Une approche classique en impasse de liquidité aurait dû davantage alerter. Le portefeuille HTM, prépondérant parmi les ALHQ, présentait une duration de 6,2 ans (3,6 ans pour le portefeuille AFS). Or en face, côté passif, l’essentiel provient de dépôts clientèle non seulement volatils à court terme, mais dont la persistance au-delà de quelques années paraît contestable.
SVB restait dans tous les cas dans une situation insatisfaisante pour pallier à la crise qui a affecté la banque du fait de sa trop grosse exposition à la remontée des taux.
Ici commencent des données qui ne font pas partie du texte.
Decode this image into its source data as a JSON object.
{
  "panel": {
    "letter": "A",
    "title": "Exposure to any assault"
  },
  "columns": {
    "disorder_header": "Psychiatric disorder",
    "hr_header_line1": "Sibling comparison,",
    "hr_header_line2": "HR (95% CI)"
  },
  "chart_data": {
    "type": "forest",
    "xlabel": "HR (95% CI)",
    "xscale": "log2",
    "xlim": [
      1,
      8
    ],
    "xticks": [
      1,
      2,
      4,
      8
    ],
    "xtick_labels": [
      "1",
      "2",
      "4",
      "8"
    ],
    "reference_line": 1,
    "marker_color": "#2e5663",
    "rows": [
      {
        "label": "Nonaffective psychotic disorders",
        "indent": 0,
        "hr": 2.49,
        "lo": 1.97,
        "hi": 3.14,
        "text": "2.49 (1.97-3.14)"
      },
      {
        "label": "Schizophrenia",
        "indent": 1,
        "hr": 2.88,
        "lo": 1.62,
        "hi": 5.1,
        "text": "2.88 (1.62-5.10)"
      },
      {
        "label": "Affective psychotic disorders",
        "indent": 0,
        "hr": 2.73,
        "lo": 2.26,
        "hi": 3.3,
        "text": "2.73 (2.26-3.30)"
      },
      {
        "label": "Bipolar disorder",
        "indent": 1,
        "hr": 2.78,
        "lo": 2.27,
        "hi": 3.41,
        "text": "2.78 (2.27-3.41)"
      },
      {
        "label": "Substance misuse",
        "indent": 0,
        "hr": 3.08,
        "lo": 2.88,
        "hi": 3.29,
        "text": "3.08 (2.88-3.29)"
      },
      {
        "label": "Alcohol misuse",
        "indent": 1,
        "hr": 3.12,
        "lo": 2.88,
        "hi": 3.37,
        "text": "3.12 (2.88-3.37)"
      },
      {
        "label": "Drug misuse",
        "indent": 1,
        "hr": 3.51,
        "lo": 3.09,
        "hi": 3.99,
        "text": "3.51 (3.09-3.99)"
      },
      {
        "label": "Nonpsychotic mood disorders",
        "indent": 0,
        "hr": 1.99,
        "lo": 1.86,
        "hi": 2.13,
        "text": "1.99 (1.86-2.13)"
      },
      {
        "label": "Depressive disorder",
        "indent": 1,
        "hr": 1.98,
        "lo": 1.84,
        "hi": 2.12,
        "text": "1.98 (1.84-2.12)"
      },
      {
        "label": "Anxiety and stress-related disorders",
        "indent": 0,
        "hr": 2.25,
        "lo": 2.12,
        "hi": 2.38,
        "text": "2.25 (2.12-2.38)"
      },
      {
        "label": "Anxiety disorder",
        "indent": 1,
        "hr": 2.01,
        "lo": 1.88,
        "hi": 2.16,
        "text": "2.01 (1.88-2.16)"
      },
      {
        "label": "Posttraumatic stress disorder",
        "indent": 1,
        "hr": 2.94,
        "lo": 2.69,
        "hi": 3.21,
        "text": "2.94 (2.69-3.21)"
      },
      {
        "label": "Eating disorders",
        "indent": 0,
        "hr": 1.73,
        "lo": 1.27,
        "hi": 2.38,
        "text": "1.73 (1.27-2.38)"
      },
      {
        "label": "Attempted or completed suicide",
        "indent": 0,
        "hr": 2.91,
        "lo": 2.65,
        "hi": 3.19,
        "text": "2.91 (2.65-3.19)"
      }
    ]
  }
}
C’est bien le couplage taux liquidité sans gestion pilotée du bilan qui a coulé la banque.
Une approche – ou une norme – comptable non satisfaisante qui laissait persister l’illusion de solvabilité
Nous avons montré que la structure de bilan de SVB nécessitait probablement de mobiliser l’ensemble des titres LHQ en cas de secousse.
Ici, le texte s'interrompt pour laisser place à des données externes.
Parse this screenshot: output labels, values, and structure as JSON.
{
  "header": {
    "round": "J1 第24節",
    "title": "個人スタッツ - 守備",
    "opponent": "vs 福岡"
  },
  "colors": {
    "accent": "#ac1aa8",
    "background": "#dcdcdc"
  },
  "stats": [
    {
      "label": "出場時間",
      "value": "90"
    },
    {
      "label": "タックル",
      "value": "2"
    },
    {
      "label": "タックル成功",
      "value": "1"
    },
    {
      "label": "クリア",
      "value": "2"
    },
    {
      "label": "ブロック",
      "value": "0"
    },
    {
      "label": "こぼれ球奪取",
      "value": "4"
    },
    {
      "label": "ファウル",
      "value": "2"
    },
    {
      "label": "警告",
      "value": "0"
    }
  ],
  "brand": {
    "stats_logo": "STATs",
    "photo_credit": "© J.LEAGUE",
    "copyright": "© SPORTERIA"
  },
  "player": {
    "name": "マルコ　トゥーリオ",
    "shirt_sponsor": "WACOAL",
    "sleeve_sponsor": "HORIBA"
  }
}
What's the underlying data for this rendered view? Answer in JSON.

Or la page 125 du rapport 10K nous montre que SVB disposait de 26 Mds $ de titres AFS au 31/12 (entièrement consommés le 8/3) et 91 Mds $ de titres HTM (ou 76 Mds nets).
Une bonne pratique consiste à considérer que le coussin de liquidité dont nous avons discuté du dimensionnement à la section risque de liquidité précédente doit être entièrement catégorisée en AFS – et dès lors aussi entièrement à la juste valeur plutôt qu’en coût amorti (qui fait apparaître des moins-values latentes sans impacter le compte de résultat et donc les fonds propres).
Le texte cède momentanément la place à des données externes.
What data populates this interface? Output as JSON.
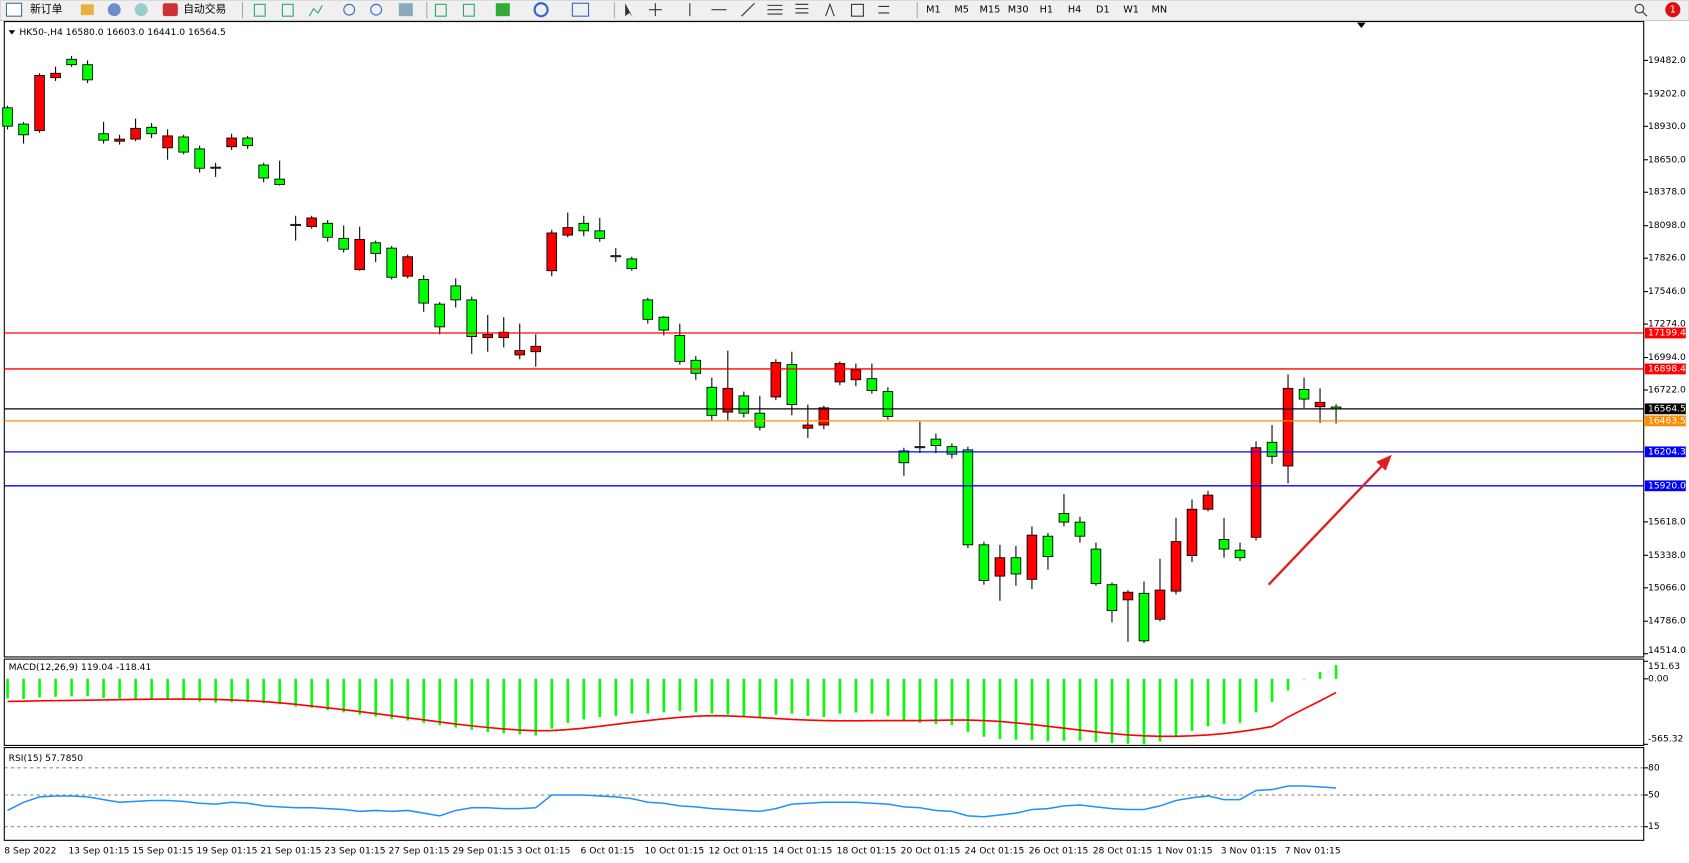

Aussi il apparaît que la première défaillance de la banque a consisté à largement sous-dimensionner son coussin de liquidité au regard d’une base de dépôt hautement volatile, et ce d’autant plus que la clientèle était très concentrée (la tech californienne avec une forte concentration d’actionnaires communs), et le refinancement de la banque précisément fondé essentiellement sur cette base de dépôts. L’ensemble des titres aurait dû être classé AFS.
Au 31/12/2022, SVB disposait d’un ratio de solvabilité de 14,7%, au-delà des 10,5% requis – ou encore un excédent de fonds propres prudentiels de 4,8 Mds $.
La perte latente sur titres HTM passe de 1,3 Mds $ fin 2021 – époque où SVB a d’ailleurs fait opportunément basculer près de 9 Mds $ de titres AFS en catégorie HTM – à 7,1 Mds $ fin T1 2022 (voir form 10-Q correspondante). Ainsi, dès mars 2022, SVB devenait insolvable si la catégorisation comptable avait été pratiquée de manière adéquate (passage de coût amorti avec pertes latentes à la juste valeur de marché).
Rappelons que ce mur d’insolvabilité était prédit dès fin 2021 par le calcul de choc sur EVE et que SVB aurait dû réagir dès la période pourtant encore euphorique de 2021 sur la base d’un tel signal. L’accident était déjà inscrit il y a 15 mois !
Une réglementation américaine des banques contre productive
La page 12 du rapport 10K 2022 explicite l’appartenance de SVB à la catégorie des banques les moins encadrées prudentiellement (pas de LCR ni NSFR par exemple), ceci aidé par le relâchement des Tailoring Rules adoptées en 2019.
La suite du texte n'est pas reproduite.